About twenty minutes from home he spoke. "You know when I said you'd been different since the hospital?"

"Yeah, I remember."

"I wasn't having a go. I just noticed. You came back and you were still you but something had shifted. Like you'd woken up properly." He was looking at the road. "I didn't push it because you didn't seem like you wanted to talk about it."

"I think the coma changed something," I said.

"Yeah. Well. Whatever it changed, it got you into Cambridge. So I'll take it." He glanced at me. "Just don't forget where you came from."

"Jake. My mum ironed my shirt for the visit. I'm not forgetting anything."

He dropped me off outside my house.

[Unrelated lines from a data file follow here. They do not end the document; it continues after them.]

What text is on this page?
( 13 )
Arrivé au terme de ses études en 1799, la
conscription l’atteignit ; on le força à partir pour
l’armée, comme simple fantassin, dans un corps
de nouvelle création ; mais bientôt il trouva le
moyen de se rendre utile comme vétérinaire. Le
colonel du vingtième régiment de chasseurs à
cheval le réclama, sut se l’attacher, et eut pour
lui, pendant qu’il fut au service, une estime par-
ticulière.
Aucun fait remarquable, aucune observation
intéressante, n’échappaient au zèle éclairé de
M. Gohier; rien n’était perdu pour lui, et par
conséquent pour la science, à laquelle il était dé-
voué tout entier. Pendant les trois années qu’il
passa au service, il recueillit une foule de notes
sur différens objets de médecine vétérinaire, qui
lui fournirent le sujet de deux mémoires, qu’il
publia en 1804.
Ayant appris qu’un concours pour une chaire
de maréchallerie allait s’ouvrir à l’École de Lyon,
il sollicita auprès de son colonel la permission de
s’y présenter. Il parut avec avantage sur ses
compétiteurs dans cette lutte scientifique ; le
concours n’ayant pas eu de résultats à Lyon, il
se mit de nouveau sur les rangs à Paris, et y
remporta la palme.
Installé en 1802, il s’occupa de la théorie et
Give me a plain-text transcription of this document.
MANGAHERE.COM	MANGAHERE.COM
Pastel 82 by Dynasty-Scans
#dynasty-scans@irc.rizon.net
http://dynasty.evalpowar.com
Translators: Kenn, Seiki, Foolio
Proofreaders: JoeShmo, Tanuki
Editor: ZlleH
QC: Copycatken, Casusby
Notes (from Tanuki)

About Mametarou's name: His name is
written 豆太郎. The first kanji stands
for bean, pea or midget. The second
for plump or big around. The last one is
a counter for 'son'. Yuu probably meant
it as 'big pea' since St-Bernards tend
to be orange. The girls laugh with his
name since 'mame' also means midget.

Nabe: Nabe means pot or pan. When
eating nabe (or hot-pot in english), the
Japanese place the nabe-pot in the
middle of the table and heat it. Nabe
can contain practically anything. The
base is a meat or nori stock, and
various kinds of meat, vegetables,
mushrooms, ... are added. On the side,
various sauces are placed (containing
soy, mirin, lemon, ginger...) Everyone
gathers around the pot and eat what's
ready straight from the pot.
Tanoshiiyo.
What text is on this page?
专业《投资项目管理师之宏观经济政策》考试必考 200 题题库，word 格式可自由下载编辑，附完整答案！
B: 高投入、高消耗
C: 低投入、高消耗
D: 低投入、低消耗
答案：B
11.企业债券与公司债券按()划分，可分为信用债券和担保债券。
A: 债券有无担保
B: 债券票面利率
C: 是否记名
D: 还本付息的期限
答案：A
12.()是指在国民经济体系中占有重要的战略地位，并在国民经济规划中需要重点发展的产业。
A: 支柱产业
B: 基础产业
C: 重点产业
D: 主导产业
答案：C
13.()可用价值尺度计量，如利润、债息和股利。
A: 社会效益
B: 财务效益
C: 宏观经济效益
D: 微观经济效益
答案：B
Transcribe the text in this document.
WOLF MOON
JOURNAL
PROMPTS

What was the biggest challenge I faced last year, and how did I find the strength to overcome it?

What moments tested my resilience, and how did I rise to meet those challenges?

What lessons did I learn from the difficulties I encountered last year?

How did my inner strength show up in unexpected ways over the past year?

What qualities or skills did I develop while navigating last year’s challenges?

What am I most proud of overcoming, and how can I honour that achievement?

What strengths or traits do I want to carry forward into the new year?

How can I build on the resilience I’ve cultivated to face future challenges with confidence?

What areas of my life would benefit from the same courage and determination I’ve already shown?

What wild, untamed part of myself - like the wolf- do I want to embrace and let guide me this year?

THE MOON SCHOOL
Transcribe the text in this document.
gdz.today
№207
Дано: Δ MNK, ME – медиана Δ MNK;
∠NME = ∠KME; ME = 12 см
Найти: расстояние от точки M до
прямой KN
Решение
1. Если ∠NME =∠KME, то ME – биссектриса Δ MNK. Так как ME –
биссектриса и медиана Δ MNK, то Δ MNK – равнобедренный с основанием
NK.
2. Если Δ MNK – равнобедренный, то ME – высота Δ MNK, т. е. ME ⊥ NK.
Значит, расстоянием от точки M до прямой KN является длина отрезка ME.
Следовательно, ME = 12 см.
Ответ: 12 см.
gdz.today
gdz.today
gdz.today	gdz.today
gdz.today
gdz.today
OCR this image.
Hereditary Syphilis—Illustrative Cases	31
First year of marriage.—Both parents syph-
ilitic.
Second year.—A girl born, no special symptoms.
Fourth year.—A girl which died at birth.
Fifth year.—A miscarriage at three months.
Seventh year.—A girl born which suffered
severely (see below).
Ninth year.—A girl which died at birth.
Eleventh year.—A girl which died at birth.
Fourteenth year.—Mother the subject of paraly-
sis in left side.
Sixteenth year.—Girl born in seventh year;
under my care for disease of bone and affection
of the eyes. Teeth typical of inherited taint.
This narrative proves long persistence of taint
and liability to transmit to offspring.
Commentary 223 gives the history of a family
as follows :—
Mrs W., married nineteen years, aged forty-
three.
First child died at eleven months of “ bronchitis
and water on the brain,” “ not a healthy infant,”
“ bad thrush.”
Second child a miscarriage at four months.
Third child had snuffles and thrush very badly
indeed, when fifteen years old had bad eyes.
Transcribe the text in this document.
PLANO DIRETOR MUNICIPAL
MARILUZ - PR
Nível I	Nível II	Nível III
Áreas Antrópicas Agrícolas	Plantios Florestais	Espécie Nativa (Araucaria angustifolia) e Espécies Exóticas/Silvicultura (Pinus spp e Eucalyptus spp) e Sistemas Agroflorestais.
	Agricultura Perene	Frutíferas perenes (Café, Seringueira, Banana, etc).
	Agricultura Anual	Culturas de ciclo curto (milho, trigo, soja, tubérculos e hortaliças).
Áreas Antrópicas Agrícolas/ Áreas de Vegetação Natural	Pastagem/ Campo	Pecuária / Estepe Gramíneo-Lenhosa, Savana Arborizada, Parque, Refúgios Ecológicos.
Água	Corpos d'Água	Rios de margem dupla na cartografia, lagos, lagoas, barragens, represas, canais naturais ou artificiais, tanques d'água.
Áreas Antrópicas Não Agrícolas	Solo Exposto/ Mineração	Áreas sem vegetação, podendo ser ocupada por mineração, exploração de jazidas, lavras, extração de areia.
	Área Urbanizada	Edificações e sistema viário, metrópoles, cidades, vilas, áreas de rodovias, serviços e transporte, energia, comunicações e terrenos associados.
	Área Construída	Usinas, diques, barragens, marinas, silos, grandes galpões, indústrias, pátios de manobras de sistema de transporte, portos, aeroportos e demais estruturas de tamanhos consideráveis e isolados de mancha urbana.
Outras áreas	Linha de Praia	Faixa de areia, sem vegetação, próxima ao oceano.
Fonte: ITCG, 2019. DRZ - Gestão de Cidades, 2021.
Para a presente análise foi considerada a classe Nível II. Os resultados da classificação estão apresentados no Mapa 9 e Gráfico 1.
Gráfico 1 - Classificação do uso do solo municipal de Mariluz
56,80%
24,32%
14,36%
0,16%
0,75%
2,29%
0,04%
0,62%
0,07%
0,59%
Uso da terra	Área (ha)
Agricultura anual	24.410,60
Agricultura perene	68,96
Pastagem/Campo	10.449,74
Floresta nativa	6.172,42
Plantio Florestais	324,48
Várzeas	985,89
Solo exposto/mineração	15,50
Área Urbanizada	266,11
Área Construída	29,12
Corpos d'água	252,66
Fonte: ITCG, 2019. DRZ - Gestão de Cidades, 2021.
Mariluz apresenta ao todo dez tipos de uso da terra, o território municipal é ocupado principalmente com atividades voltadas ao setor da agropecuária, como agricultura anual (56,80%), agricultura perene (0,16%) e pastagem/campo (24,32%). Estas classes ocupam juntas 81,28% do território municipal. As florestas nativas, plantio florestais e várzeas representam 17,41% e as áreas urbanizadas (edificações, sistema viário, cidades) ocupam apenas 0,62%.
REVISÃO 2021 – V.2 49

Engine running. The street was quiet and the sun was low and the houses looked the same as they always did.

He drummed his fingers on the steering wheel. Then he looked at me.

"I'm proud of you, Liam. That's a weird thing to say and I'm never saying it again so take it in."

"Cheers, Jake."

"Get out of my mum's car."

I got out. He drove off. I watched the car turn the corner and stood there for a second.

Mum was in the kitchen drying a plate when I came in. She asked how the park was and I said good, really good. She asked if I told him and I said yeah. She put the plate down and looked at me properly. "How'd he take it?"

"He called me an absolute freak. Then he said he was proud of me and told me to get out of his mum's car."

She smiled. "That sounds like Jake."

I went upstairs. Biscuit was on the bed. I lay down next to him and he shifted over just enough to press his back against my leg.